Although the consequences banks are suffering as a result of Europe's unmanageable sovereign debt loads haven't completely halted daily flows, contagion fears are keeping investors on edge and, as a result, the U.S. government debt market well supported.
By late-afternoon trading, benchmark 10-year notes rose 19/32 in price to yield 1.957%--bobbing back below the psychologically key 2% point.

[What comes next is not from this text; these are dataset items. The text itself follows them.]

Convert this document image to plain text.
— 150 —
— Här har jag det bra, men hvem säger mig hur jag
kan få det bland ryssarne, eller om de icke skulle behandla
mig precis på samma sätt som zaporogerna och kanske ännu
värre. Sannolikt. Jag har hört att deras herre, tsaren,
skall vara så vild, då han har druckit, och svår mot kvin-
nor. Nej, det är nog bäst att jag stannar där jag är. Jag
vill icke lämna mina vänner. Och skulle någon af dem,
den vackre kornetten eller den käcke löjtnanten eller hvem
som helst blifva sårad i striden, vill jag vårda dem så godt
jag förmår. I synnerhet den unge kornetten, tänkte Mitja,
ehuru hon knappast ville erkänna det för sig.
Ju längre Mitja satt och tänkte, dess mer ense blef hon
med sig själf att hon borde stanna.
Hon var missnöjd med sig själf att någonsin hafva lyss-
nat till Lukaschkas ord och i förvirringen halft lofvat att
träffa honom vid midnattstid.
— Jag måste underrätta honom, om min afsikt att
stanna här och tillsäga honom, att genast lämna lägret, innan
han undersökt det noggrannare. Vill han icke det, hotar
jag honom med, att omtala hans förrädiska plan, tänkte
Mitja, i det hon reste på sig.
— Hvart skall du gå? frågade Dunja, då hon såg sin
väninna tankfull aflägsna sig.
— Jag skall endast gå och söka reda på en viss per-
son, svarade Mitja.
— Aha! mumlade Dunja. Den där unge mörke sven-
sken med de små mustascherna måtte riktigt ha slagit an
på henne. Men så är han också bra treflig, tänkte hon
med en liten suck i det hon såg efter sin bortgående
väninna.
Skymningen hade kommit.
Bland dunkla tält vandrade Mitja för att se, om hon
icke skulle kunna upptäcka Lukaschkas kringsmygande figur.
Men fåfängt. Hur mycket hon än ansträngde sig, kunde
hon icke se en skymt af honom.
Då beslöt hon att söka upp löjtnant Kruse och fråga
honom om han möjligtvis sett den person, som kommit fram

Two-year notes shed 1/32 to yield 0.270%, while 30-year bonds gained 19/32 to yield 2.977%. Bond prices move inversely to yields ....
Prices of top-rated municipal bonds largely rallied Thursday, buoyed by strength in Treasurys and as a record amount of weekly supply continued to see good reception.
Yields on triple-A munis maturing beyond 2014 generally fell between one to five basis points, with the most strength in bonds maturing in 2018 through 2020, a benchmark scale from Thomson Reuters Municipal Market Data showed. Yields on bonds maturing in 2012 through 2013 as well as 2025 through 2035 were flat. Prices and yields move in opposite directions.
In the primary market, Hawaii finished the sale of $1.3 billion in general obligation debt, opening bidding Thursday to institutional investors. Yields on the deal were lowered as much as nine basis points, compared with levels offered earlier in the morning, one market participant said. The longest maturity, in 2031, offered a coupon of 4% and a yield of 4%, a term sheet showed.